Maths and Physics #2: Back to Greece
Max Planck is known as the founder of quantum theory.
He came up with the idea of the quantum as “an act of desperation”, to explain
weird experimental observations that could not be explained by theory. He found
he could explain the observations “only by butchering the mathematics of the
underlying theory”, by assuming the existence of “quanta”. But to him, quanta
were just mathematical constructs, not real-world constituents.
Albert Einstein, in trying to explain the photoelectric
effect, concluded that the energy of light (and all electromagnetic waves) was
quantized. Quantization was real, argued Einstein, not just a mathematical
convenience.
Many had noted
that Maxwell’s laws were “symmetrical” in certain mathematical ways. Einstein
went further than others. Not just Maxwell’s laws, he said, (mathematical)

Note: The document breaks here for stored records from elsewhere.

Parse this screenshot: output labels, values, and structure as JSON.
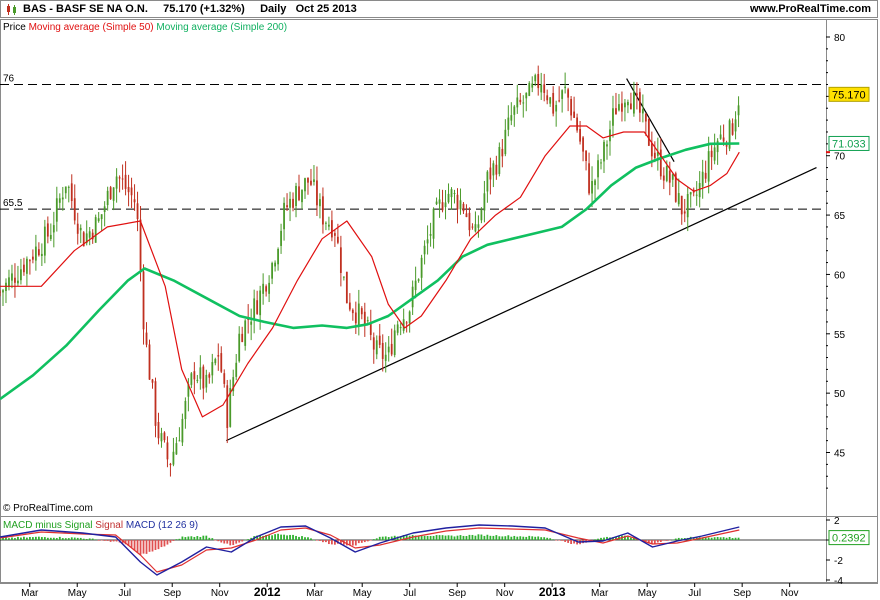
{
  "header": {
    "title": "BAS - BASF SE NA O.N.",
    "last": "75.170 (+1.32%)",
    "period": "Daily",
    "date": "Oct 25 2013",
    "site": "www.ProRealTime.com"
  },
  "legend": {
    "price": "Price",
    "ma50": "Moving average (Simple 50)",
    "ma200": "Moving average (Simple 200)"
  },
  "copyright": "© ProRealTime.com",
  "macd_legend": {
    "part1": "MACD minus Signal",
    "part2": "Signal",
    "part3": "MACD (12 26 9)"
  },
  "colors": {
    "candle_up": "#4a9a2a",
    "candle_down": "#c03020",
    "ma50": "#e01010",
    "ma200": "#10c060",
    "trendline": "#000000"
  },
  "chart_data": [
    {
      "type": "line",
      "title": "BAS - BASF SE NA O.N.",
      "ylim": [
        41,
        80
      ],
      "yticks": [
        45,
        50,
        55,
        60,
        65,
        70,
        75,
        80
      ],
      "x_labels": [
        "Mar",
        "May",
        "Jul",
        "Sep",
        "Nov",
        "2012",
        "Mar",
        "May",
        "Jul",
        "Sep",
        "Nov",
        "2013",
        "Mar",
        "May",
        "Jul",
        "Sep",
        "Nov"
      ],
      "horizontal_levels": [
        {
          "label": "76",
          "value": 76
        },
        {
          "label": "65.5",
          "value": 65.5
        }
      ],
      "last_price": {
        "label": "75.170",
        "value": 75.17
      },
      "ma200_last": {
        "label": "71.033",
        "value": 71.033
      },
      "ma50_last_value": 70.3,
      "trendlines": [
        {
          "name": "support",
          "from": [
            0.2739,
            46.0
          ],
          "to": [
            0.9885,
            69.0
          ]
        },
        {
          "name": "resistance",
          "from": [
            0.7586,
            76.5
          ],
          "to": [
            0.8161,
            69.5
          ]
        }
      ],
      "series": [
        {
          "name": "Price",
          "points": [
            [
              0.0,
              58.5
            ],
            [
              0.03,
              61.0
            ],
            [
              0.06,
              63.5
            ],
            [
              0.08,
              68.0
            ],
            [
              0.1,
              63.0
            ],
            [
              0.12,
              64.5
            ],
            [
              0.14,
              68.5
            ],
            [
              0.155,
              67.0
            ],
            [
              0.165,
              66.0
            ],
            [
              0.175,
              55.0
            ],
            [
              0.19,
              47.0
            ],
            [
              0.205,
              44.0
            ],
            [
              0.22,
              47.5
            ],
            [
              0.235,
              52.0
            ],
            [
              0.25,
              50.5
            ],
            [
              0.265,
              53.5
            ],
            [
              0.275,
              48.0
            ],
            [
              0.29,
              55.0
            ],
            [
              0.31,
              57.5
            ],
            [
              0.33,
              61.0
            ],
            [
              0.345,
              65.5
            ],
            [
              0.36,
              67.0
            ],
            [
              0.375,
              68.0
            ],
            [
              0.39,
              65.0
            ],
            [
              0.405,
              64.0
            ],
            [
              0.42,
              58.0
            ],
            [
              0.44,
              56.0
            ],
            [
              0.455,
              53.5
            ],
            [
              0.47,
              53.0
            ],
            [
              0.48,
              56.0
            ],
            [
              0.495,
              57.0
            ],
            [
              0.51,
              61.0
            ],
            [
              0.525,
              64.5
            ],
            [
              0.54,
              67.0
            ],
            [
              0.56,
              66.0
            ],
            [
              0.575,
              63.0
            ],
            [
              0.59,
              68.0
            ],
            [
              0.605,
              70.0
            ],
            [
              0.62,
              73.5
            ],
            [
              0.64,
              75.0
            ],
            [
              0.655,
              76.5
            ],
            [
              0.67,
              74.0
            ],
            [
              0.685,
              75.5
            ],
            [
              0.7,
              72.0
            ],
            [
              0.715,
              67.0
            ],
            [
              0.73,
              70.0
            ],
            [
              0.745,
              74.0
            ],
            [
              0.76,
              75.5
            ],
            [
              0.775,
              73.5
            ],
            [
              0.79,
              70.5
            ],
            [
              0.805,
              68.5
            ],
            [
              0.815,
              67.5
            ],
            [
              0.825,
              65.5
            ],
            [
              0.84,
              66.0
            ],
            [
              0.855,
              69.0
            ],
            [
              0.87,
              71.5
            ],
            [
              0.885,
              72.0
            ],
            [
              0.895,
              75.17
            ]
          ]
        },
        {
          "name": "Moving average (Simple 50)",
          "points": [
            [
              0.0,
              59.0
            ],
            [
              0.05,
              59.0
            ],
            [
              0.09,
              62.0
            ],
            [
              0.13,
              64.0
            ],
            [
              0.17,
              64.5
            ],
            [
              0.2,
              59.0
            ],
            [
              0.22,
              52.0
            ],
            [
              0.245,
              48.0
            ],
            [
              0.27,
              49.0
            ],
            [
              0.3,
              52.5
            ],
            [
              0.33,
              55.5
            ],
            [
              0.36,
              59.5
            ],
            [
              0.39,
              63.0
            ],
            [
              0.42,
              64.5
            ],
            [
              0.45,
              61.5
            ],
            [
              0.47,
              57.5
            ],
            [
              0.49,
              55.5
            ],
            [
              0.51,
              56.5
            ],
            [
              0.54,
              59.5
            ],
            [
              0.57,
              63.0
            ],
            [
              0.6,
              65.0
            ],
            [
              0.63,
              66.5
            ],
            [
              0.66,
              70.0
            ],
            [
              0.69,
              72.5
            ],
            [
              0.71,
              72.5
            ],
            [
              0.73,
              71.5
            ],
            [
              0.755,
              72.0
            ],
            [
              0.78,
              72.0
            ],
            [
              0.8,
              70.0
            ],
            [
              0.82,
              68.0
            ],
            [
              0.84,
              67.0
            ],
            [
              0.86,
              67.5
            ],
            [
              0.88,
              68.5
            ],
            [
              0.895,
              70.3
            ]
          ]
        },
        {
          "name": "Moving average (Simple 200)",
          "points": [
            [
              0.0,
              49.5
            ],
            [
              0.04,
              51.5
            ],
            [
              0.08,
              54.0
            ],
            [
              0.12,
              57.0
            ],
            [
              0.155,
              59.5
            ],
            [
              0.175,
              60.5
            ],
            [
              0.21,
              59.5
            ],
            [
              0.25,
              58.0
            ],
            [
              0.29,
              56.5
            ],
            [
              0.32,
              56.0
            ],
            [
              0.355,
              55.5
            ],
            [
              0.39,
              55.7
            ],
            [
              0.42,
              55.5
            ],
            [
              0.445,
              55.8
            ],
            [
              0.47,
              56.5
            ],
            [
              0.5,
              58.0
            ],
            [
              0.53,
              59.5
            ],
            [
              0.56,
              61.5
            ],
            [
              0.59,
              62.5
            ],
            [
              0.62,
              63.0
            ],
            [
              0.65,
              63.5
            ],
            [
              0.68,
              64.0
            ],
            [
              0.71,
              65.5
            ],
            [
              0.74,
              67.5
            ],
            [
              0.77,
              69.0
            ],
            [
              0.8,
              69.8
            ],
            [
              0.83,
              70.5
            ],
            [
              0.86,
              71.0
            ],
            [
              0.895,
              71.033
            ]
          ]
        }
      ]
    },
    {
      "type": "bar",
      "title": "MACD (12 26 9)",
      "ylim": [
        -4,
        2
      ],
      "yticks": [
        2,
        0,
        -2,
        -4
      ],
      "last_value": {
        "label": "0.2392",
        "value": 0.2392
      },
      "series": [
        {
          "name": "MACD minus Signal",
          "points": [
            [
              0.0,
              0.2
            ],
            [
              0.05,
              0.3
            ],
            [
              0.1,
              0.2
            ],
            [
              0.15,
              -0.3
            ],
            [
              0.17,
              -1.5
            ],
            [
              0.19,
              -1.0
            ],
            [
              0.22,
              0.3
            ],
            [
              0.25,
              0.4
            ],
            [
              0.28,
              -0.6
            ],
            [
              0.31,
              0.4
            ],
            [
              0.34,
              0.6
            ],
            [
              0.37,
              0.3
            ],
            [
              0.4,
              -0.4
            ],
            [
              0.43,
              -0.5
            ],
            [
              0.46,
              0.3
            ],
            [
              0.5,
              0.5
            ],
            [
              0.54,
              0.4
            ],
            [
              0.58,
              0.5
            ],
            [
              0.62,
              0.4
            ],
            [
              0.66,
              0.3
            ],
            [
              0.7,
              -0.5
            ],
            [
              0.73,
              0.3
            ],
            [
              0.76,
              0.4
            ],
            [
              0.79,
              -0.4
            ],
            [
              0.82,
              0.2
            ],
            [
              0.85,
              0.3
            ],
            [
              0.895,
              0.24
            ]
          ]
        },
        {
          "name": "Signal",
          "points": [
            [
              0.0,
              0.2
            ],
            [
              0.05,
              0.8
            ],
            [
              0.1,
              0.6
            ],
            [
              0.14,
              0.5
            ],
            [
              0.17,
              -1.5
            ],
            [
              0.19,
              -3.2
            ],
            [
              0.22,
              -2.5
            ],
            [
              0.25,
              -1.0
            ],
            [
              0.28,
              -0.8
            ],
            [
              0.31,
              0.0
            ],
            [
              0.34,
              1.0
            ],
            [
              0.37,
              1.2
            ],
            [
              0.4,
              0.5
            ],
            [
              0.43,
              -0.8
            ],
            [
              0.46,
              -0.5
            ],
            [
              0.5,
              0.3
            ],
            [
              0.54,
              0.9
            ],
            [
              0.58,
              1.2
            ],
            [
              0.62,
              1.1
            ],
            [
              0.66,
              1.0
            ],
            [
              0.7,
              0.2
            ],
            [
              0.73,
              -0.3
            ],
            [
              0.76,
              0.4
            ],
            [
              0.79,
              -0.4
            ],
            [
              0.82,
              -0.3
            ],
            [
              0.85,
              0.2
            ],
            [
              0.895,
              1.0
            ]
          ]
        },
        {
          "name": "MACD",
          "points": [
            [
              0.0,
              0.3
            ],
            [
              0.05,
              1.0
            ],
            [
              0.1,
              0.7
            ],
            [
              0.14,
              0.3
            ],
            [
              0.17,
              -2.2
            ],
            [
              0.19,
              -3.5
            ],
            [
              0.22,
              -2.2
            ],
            [
              0.25,
              -0.7
            ],
            [
              0.28,
              -1.2
            ],
            [
              0.31,
              0.3
            ],
            [
              0.34,
              1.3
            ],
            [
              0.37,
              1.4
            ],
            [
              0.4,
              0.2
            ],
            [
              0.43,
              -1.2
            ],
            [
              0.46,
              -0.3
            ],
            [
              0.5,
              0.7
            ],
            [
              0.54,
              1.2
            ],
            [
              0.58,
              1.5
            ],
            [
              0.62,
              1.4
            ],
            [
              0.66,
              1.2
            ],
            [
              0.7,
              -0.2
            ],
            [
              0.73,
              -0.1
            ],
            [
              0.76,
              0.7
            ],
            [
              0.79,
              -0.7
            ],
            [
              0.82,
              -0.1
            ],
            [
              0.85,
              0.4
            ],
            [
              0.895,
              1.3
            ]
          ]
        }
      ]
    }
  ]
}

symmetry applies to all universal laws of nature. Conversely, he
said, if a universal law isn’t symmetrical, it’s wrong. So far, all experiments
show the universe is governed by mathematically symmetrical laws.
Until this point,
Einstein believed that physics was a “concrete, intuitive science” and maths
was a tool to understand things, nothing more. All kinds of advanced maths, he
believed, was irrelevant to physics. Then Einstein tried to explain gravity
within the context of his special theory of relativity. And realized the maths
he knew wasn’t enough! A geometrical understanding was as much necessary as the
algebraic understanding. From here on, he changed his mind – advanced maths was
essential for a physicist to know.
If the path to the
general theory of relativity lay via maths, Hilbert, one of the great
mathematicians of the era, felt he had a chance at it (Einstein had explained
the work-in-progress theory in a talk). A race began – Einstein v Hilbert. Each
was strong in one area (physics or maths) but weak at the other. Einstein won.
Even though
Hilbert had lost, other mathematicians sensed they
could do physics… via maths. One such mathematician, Hermann
Weyl, thought he’d found a way to unify the maths of Einstein’s relativity
with Maxwell’s electromagnetism. Sadly, the unified maths made predictions
which contradicted reality. But Weyl worked on, fixed those mismatches, and
ended up framing the gauge theory, “one of the foundations of our
understanding of nature”.
Another
mathematician, Emmy Noether, found that the mathematical symmetry of
various physics theories implied that certain quantities had to be conserved
always. Thus, she said, the famous law of conservation of energy was one such
example of a more general pattern of conservation.
As Farmello says, the wheel had come full circle. The Greeks believed one could understand the world by pure thought, without observations and experiments. Galileo and Newton had reversed that view. And now mathematicians (with support of some physicists, like Einstein) were again taking us back to the Greek view!